1.
Imam
At-Tirmidzi (209-279 H)
Nama lengkapnya
adalah Imam al-Hafidz Abu ‘Isa Muhammad bin ‘Isa bin Saurah bin Musa bin
ad-Dahhak As-Sulami at-Tirmidzi, salah seorang ahli hadits kenamaan, dan
pengarang berbagai kitab yang masyur lahir pada 279 H di kota Tirmiz.
1)
Perkembangan
dan Perjalanannya
Kakek Abu ‘Isa
at-Tirmidzi berkebangsaan Mirwaz, kemudian pindah ke Tirmiz dan menetap di
sana. Di kota inilah cucunya bernama Abu ‘Isa dilahirkan. Semenjak kecilnya Abu
‘Isa sudah gemar mempelajari ilmu dan mencari hadits. Untuk keperluan inilah ia
mengembara ke berbagai negeri: Hijaz, Irak, Khurasan dan lain-lain.
Dalam perlawatannya
itu ia banyak mengunjungi ulama-ulama besar dan guru-guru hadits untuk
mendengar hadits yang kem dihafal dan dicatatnya dengan baik di perjalanan atau
ketika tiba di suatu tempat. Ia tidak pernah menyia-nyiakan kesempatan tanpa
menggunakannya dengan seorang guru di perjalanan menuju Makkah. Kisah ini akan
diuraikan lebih lanjut.
Setelah menjalani
perjalanan panjang untuk belajar, mencatat, berdiskusi dan tukar pikiran serta
mengarang, ia pada akhir kehidupannya mendapat musibah kebutaan, dan beberapa
tahun lamanya ia hidup sebagai tuna netra; dalam keadaan seperti inilah
akhirnya at-Tirmidzi meninggal dunia. Ia wafat di Tirmiz pada malam Senin 13
Rajab tahun 279 H dalam usia 70 tahun.
2)
Guru-gurunya
Ia belajar dan meriwayatkan
hadits dari ulama-ulama kenamaan. Di
antaranya adalah Imam Bukhari, kepadanya ia mempelajari hadits dan fiqh. Juga
ia belajar kepada Imam Muslim dan Abu Dawud. Bahkan Tirmidzi belajar pula hadits
dari sebagian guru mereka.
Guru lainnya ialah Qutaibah
bin Saudi Arabia’id, Ishaq bin Musa, Mahmud bin Gailan. Said bin ‘Abdur Rahman,
Muhammad bin Basysyar, ‘Ali bin Hajar, Ahmad bin Muni’, Muhammad bin al-Musanna
dan lain-lain.
3)
Murid-muridnya
Hadits-hadits dan
ilmu-ilmunya dipelajari dan diriwayatkan oleh banyak ulama. Di antaranya ialah
Makhul ibnul-Fadl, Muhammad binMahmud ‘Anbar, Hammad bin Syakir, ‘Ai-bd bin
Muhammad an-Nasfiyyun, al-Haisam bin Kulaib asy-Syasyi, Ahmad bin Yusuf
an-Nasafi, Abul-‘Abbas Muhammad bin Mahbud al-Mahbubi, yang meriwayatkan kitab
Al-Jami’ daripadanya, dan lain-lain.
4)
Kekuatan
Hafalannya
Abu ‘Isa aat-Tirmidzi
diakui oleh para ulama keahliannya dalam hadits, kesalehan dan ketakwaannya. Ia
terkenal pula sebagai seorang yang dapat dipercaya, amanah dan sangat teliti.

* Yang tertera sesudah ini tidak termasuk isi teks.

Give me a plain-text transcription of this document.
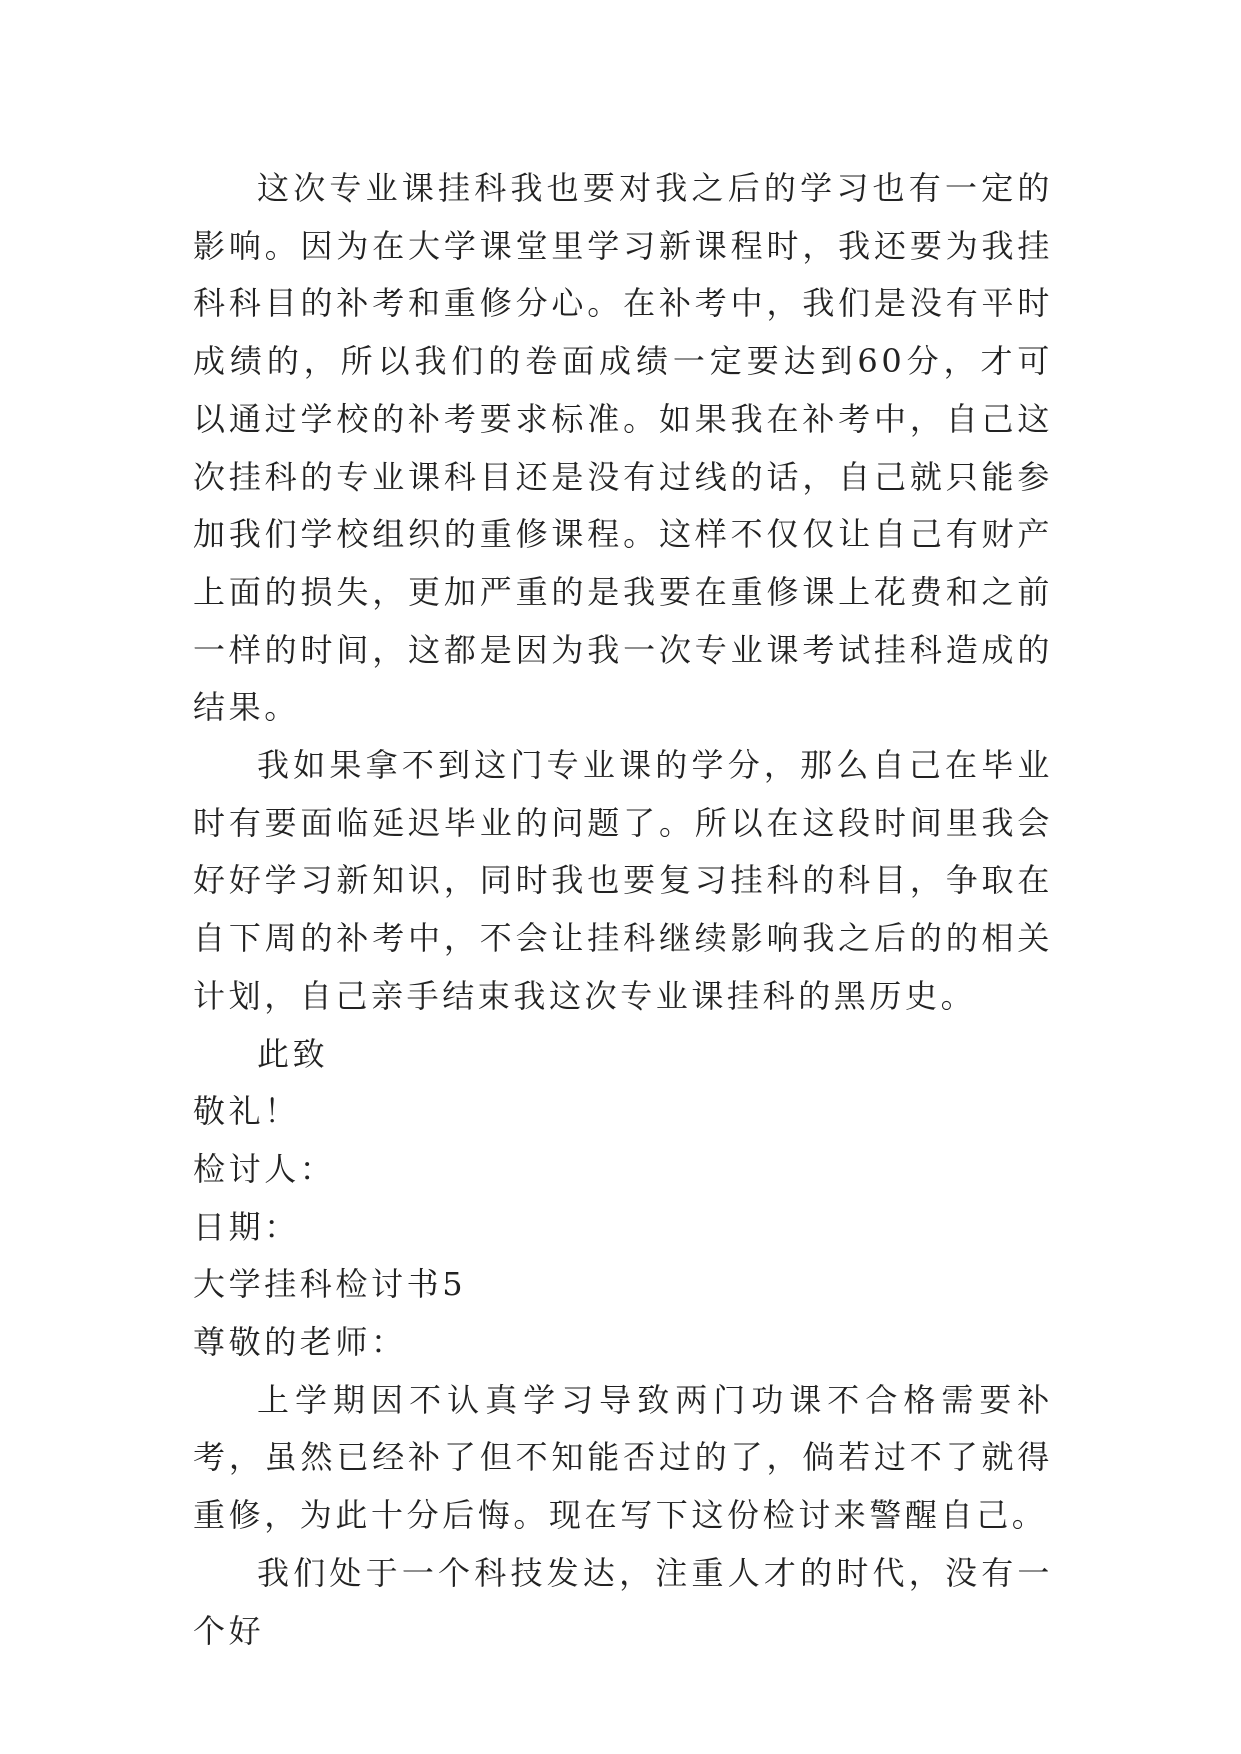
这次专业课挂科我也要对我之后的学习也有一定的影响。因为在大学课堂里学习新课程时，我还要为我挂科科目的补考和重修分心。在补考中，我们是没有平时成绩的，所以我们的卷面成绩一定要达到60分，才可以通过学校的补考要求标准。如果我在补考中，自己这次挂科的专业课科目还是没有过线的话，自己就只能参加我们学校组织的重修课程。这样不仅仅让自己有财产上面的损失，更加严重的是我要在重修课上花费和之前一样的时间，这都是因为我一次专业课考试挂科造成的结果。

我如果拿不到这门专业课的学分，那么自己在毕业时有要面临延迟毕业的问题了。所以在这段时间里我会好好学习新知识，同时我也要复习挂科的科目，争取在自下周的补考中，不会让挂科继续影响我之后的的相关计划，自己亲手结束我这次专业课挂科的黑历史。

此致

敬礼！

检讨人：

日期：

大学挂科检讨书5

尊敬的老师：

上学期因不认真学习导致两门功课不合格需要补考，虽然已经补了但不知能否过的了，倘若过不了就得重修，为此十分后悔。现在写下这份检讨来警醒自己。

我们处于一个科技发达，注重人才的时代，没有一个好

Salah satu bukti kekuatan dan cepat
hafalannya ialah kisah berikut yang dikemukakan oleh al-Hafiz Ibnu Hajar dalam
Tahzib at-Tahzib-nya, dari Ahmad bin ‘Abdullah bin Abu Dawud, yang berkata: “Saya
mendengar Abu ‘Isa at-Tirmidzi berkata: Pada suatu waktu dalam perjalanan
menuju Makkah, dan ketika itu saya telah menuslis dua jilid berisi
hadits-hadits yang berasal dari seorang guru. Guru tersebut berpapasan dengan
kami. Lalu saya bertanya-tanya mengenai dia, mereka menjawab bahwa dialah orang
yang kumaksudkan itu. Kemudian saya menemuinya. Saya mengira bahwa “dua jilid
kitab” itu ada padaku. Ternyata yang kubawa bukanlah dua jilid tersebut,
melainkan dua jilid lain yang mirip dengannya. Ketika saya telah bertemu dengan
dia, saya memohon kepadanya untuk mendengar hadits, dan ia mengabulkan
permohonan itu. Kemudian ia membacakan hadits yang dihafalnya. Di sela-sela
pembacaan itu ia mencuri pandang dan melihat bahwa kertas yang kupegang masih
putih bersih tanpa ada tulisan sesuatu apa pun. Demi melihat kenyataan ini, ia
berkata: ‘Tidakkah engkau malu kepadaku?’ lalu aku bercerita dan menjelaskan
kepadanya bahwa apa yang ia bacakan itu telah kuhafal semuanya. ‘Coba bacakan!’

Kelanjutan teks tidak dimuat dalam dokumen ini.